Normalization is explicit and editable: 36 regex rules for PT-PT → PT-BR. Not buried in code. In a JSON file. You can edit pronouns, verb forms, gerunds, vocabulary. Change them and run again.

Translation has a safety net: Gemini with context windows for consistency. If the API fails or you don’t have a key, it falls back to a local NLLB model. Normalization runs either way.

Seven TTS engines, one contract: Kokoro, XTTS v2, Edge, Google, Gemini, ElevenLabs, Supertonic. All generate audio, get time-stretched to fit, fail silently. Same code path.

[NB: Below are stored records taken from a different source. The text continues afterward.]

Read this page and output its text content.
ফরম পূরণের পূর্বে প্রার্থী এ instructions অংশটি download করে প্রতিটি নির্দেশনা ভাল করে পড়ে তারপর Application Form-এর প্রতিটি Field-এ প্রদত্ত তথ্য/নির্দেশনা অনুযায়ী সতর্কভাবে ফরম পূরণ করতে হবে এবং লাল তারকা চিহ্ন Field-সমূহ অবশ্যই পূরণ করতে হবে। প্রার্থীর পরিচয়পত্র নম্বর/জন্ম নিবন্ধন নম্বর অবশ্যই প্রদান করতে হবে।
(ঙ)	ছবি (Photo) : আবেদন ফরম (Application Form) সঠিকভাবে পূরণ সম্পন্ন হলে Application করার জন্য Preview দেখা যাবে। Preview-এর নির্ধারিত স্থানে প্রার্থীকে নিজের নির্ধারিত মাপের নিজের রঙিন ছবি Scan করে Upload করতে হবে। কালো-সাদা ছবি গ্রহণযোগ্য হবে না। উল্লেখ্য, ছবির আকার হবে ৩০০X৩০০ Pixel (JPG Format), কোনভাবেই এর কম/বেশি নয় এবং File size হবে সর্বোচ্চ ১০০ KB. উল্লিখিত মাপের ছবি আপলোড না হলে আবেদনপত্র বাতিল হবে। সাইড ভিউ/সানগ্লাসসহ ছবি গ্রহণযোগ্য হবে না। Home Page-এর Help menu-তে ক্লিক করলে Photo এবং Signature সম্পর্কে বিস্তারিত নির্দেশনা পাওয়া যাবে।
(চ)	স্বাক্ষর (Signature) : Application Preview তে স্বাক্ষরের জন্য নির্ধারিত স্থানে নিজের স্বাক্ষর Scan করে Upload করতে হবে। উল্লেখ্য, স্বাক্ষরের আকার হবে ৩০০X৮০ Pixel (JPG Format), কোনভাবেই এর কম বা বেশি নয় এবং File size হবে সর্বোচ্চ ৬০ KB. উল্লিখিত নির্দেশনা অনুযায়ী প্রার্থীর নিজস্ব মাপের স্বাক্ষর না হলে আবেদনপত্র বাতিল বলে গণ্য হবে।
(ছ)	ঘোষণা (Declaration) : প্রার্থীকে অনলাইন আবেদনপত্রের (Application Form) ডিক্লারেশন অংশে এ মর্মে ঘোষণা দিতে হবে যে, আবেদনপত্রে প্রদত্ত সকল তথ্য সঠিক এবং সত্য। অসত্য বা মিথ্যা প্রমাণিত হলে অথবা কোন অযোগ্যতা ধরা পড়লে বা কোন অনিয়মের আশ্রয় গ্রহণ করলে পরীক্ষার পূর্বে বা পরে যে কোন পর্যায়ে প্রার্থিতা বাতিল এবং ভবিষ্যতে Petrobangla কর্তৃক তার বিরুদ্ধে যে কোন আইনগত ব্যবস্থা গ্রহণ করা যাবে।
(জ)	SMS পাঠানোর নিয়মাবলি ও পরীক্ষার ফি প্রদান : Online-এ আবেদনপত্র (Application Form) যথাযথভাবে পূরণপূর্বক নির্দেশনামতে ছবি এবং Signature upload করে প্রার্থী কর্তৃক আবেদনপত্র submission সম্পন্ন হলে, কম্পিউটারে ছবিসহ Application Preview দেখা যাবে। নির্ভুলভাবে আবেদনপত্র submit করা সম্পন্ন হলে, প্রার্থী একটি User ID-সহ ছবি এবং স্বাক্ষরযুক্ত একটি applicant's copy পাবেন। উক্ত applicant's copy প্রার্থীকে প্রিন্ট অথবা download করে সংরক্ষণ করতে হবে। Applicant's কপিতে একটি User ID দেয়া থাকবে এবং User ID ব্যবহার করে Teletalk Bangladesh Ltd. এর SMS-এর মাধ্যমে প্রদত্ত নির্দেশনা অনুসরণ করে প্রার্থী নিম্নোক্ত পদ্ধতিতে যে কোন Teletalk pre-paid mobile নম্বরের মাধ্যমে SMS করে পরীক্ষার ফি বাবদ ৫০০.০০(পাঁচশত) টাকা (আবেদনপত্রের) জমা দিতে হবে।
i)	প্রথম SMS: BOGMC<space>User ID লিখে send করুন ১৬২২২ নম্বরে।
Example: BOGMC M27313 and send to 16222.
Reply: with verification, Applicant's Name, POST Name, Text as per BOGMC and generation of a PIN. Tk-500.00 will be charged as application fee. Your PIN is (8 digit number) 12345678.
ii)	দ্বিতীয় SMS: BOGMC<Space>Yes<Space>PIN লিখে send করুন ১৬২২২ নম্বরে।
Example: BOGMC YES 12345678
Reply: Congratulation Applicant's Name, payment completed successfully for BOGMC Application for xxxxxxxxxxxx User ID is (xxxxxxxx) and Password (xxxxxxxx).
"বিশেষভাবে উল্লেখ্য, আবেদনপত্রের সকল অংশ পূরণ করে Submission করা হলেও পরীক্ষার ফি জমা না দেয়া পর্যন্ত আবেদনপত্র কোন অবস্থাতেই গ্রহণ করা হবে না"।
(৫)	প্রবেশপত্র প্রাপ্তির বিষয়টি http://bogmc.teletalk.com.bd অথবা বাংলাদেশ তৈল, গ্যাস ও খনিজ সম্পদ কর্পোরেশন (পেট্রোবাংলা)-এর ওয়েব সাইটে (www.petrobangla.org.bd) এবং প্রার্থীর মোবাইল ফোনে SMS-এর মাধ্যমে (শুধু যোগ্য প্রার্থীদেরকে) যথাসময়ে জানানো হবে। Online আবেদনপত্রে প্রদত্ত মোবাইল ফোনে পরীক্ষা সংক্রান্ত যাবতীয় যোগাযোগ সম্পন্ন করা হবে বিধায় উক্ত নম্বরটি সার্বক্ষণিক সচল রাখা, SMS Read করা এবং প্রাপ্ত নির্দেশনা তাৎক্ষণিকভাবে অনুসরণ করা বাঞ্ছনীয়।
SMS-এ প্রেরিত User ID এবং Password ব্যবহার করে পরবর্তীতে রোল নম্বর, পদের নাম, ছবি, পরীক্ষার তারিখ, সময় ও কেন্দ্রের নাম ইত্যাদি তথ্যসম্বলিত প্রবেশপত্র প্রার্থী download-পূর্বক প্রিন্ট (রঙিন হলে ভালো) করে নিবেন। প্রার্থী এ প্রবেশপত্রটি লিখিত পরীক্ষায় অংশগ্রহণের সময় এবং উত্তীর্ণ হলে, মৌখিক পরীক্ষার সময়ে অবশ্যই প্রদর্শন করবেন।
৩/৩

Measured, not guessed: Autoresearch loops with KEEP and DISCARD logged. I do not assume something is better. I measure it. The numbers are in the README.

How I work

I am autistic. I don’t build by guessing. I measure, I calibrate, I make small changes and then check if they actually worked. I keep logs. I write rules down in JSON. I tune things like speech rate over and over until the numbers match what I hear, because my ears alone aren’t reliable enough. Ambiguity exhausts me, so I build systems with explicit rules instead. This is not a personality thing. This is how I keep systems honest, and this is how I keep myself functional.

That is it

dubweave is a technical system, but it’s also a personal one. It was built for my wife. It was built the way I know how to build. If you are thinking about hiring me, this is what you are hiring: someone who builds things by measuring them, not guessing. Someone who keeps explicit rules and keeps them in files. Who cares about timing and context windows and graceful failure. Someone who would rather spend an hour understanding a thing than thirty minutes assuming it works.